La OMS acaba de alertar del enorme daño, miedo y sufrimiento que la ovid-19 está causando a las personas mayores en todo el mundo, con una tasa de mortalidad para quienes tienen 80 y más años cinco veces mayor que para el resto de la población. Además de lamentar la desatención sanitaria en las residencias, tanta muerte en soledad y tanto duelo en la distancia, se enfatizan otros efectos dañinos, como es el trauma del estigma y la discriminación.

Aunque partimos del desconocimiento global con que se ha actuado en esta pandemia en la que se ha carecido de hoja de ruta para combatirla, sí es momento para profundizar en la reflexión colectiva y analizar qué ha fallado en nuestros sistemas sociosanitarios para tener resultados tan trágicos como el elevado número de muertes en residencias (66% de todas las producidas en España).

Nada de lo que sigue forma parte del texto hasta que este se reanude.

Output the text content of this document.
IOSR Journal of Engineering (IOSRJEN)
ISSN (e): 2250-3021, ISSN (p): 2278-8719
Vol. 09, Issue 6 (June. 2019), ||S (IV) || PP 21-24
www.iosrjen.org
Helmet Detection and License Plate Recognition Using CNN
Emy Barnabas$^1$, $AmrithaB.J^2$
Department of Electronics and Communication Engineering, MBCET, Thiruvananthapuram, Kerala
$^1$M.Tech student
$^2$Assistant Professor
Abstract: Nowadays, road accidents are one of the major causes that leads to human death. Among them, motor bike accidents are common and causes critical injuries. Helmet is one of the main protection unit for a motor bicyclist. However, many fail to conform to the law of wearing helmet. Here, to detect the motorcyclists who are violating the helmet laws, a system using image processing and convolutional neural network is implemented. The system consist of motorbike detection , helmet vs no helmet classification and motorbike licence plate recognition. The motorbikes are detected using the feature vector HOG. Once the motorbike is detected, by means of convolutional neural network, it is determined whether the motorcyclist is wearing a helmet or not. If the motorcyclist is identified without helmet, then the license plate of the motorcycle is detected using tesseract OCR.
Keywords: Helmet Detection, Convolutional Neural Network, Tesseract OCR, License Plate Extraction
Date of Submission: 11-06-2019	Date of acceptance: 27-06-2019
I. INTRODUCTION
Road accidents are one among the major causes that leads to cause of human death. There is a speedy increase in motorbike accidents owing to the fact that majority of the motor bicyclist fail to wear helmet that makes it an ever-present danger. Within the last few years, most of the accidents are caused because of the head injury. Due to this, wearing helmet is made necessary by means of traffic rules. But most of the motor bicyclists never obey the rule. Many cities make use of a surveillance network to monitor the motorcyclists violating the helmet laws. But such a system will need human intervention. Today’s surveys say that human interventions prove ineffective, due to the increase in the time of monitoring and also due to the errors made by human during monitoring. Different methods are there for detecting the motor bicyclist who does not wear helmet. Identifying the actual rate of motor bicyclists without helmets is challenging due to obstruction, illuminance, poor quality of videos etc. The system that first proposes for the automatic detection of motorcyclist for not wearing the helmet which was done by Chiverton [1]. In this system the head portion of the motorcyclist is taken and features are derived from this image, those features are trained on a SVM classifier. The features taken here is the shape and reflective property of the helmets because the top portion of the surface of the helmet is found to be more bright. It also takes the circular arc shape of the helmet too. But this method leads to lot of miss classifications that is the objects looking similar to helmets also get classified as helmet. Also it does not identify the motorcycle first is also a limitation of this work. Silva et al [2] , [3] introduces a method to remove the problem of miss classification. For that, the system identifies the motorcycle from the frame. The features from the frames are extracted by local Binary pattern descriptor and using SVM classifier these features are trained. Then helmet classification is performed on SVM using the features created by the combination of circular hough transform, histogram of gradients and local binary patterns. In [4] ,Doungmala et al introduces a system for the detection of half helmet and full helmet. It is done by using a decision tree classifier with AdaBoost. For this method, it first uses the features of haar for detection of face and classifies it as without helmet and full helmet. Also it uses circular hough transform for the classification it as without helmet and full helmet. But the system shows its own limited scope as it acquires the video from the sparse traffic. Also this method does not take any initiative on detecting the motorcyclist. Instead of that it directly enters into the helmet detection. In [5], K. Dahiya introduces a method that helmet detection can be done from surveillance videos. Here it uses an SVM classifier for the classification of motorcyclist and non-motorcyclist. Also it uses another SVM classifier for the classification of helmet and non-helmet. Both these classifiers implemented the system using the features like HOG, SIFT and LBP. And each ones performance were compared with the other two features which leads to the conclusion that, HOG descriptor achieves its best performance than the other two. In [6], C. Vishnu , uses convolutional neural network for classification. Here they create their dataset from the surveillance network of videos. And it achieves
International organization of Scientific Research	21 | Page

Es verdad que los recortes (verdaderamente cruentos los de 2012) disminuyeron considerablemente los recursos técnicos y las ratios profesionales; es verdad que la conjunción entre la velocidad infectiva del virus y la lenta en reaccionar del sistema originó la escasez de EPIs y de productos diagnósticos, provocando el desproporcionado contagio de tantos profesionales; es verdad que algunos hospitales rozaron el colapso... Pero todo eso no justifica que tantas personas mayores y con discapacidad que viven en residencias se hayan visto privadas de medidas epidemiológicas y de la obligada asistencia sanitaria, contraviniendo nuestra propia normativa según la cual estas “tienen derecho a gozar del más alto nivel posible de salud sin discriminación (…) y a que se les preste atención de la misma calidad que a las demás personas”.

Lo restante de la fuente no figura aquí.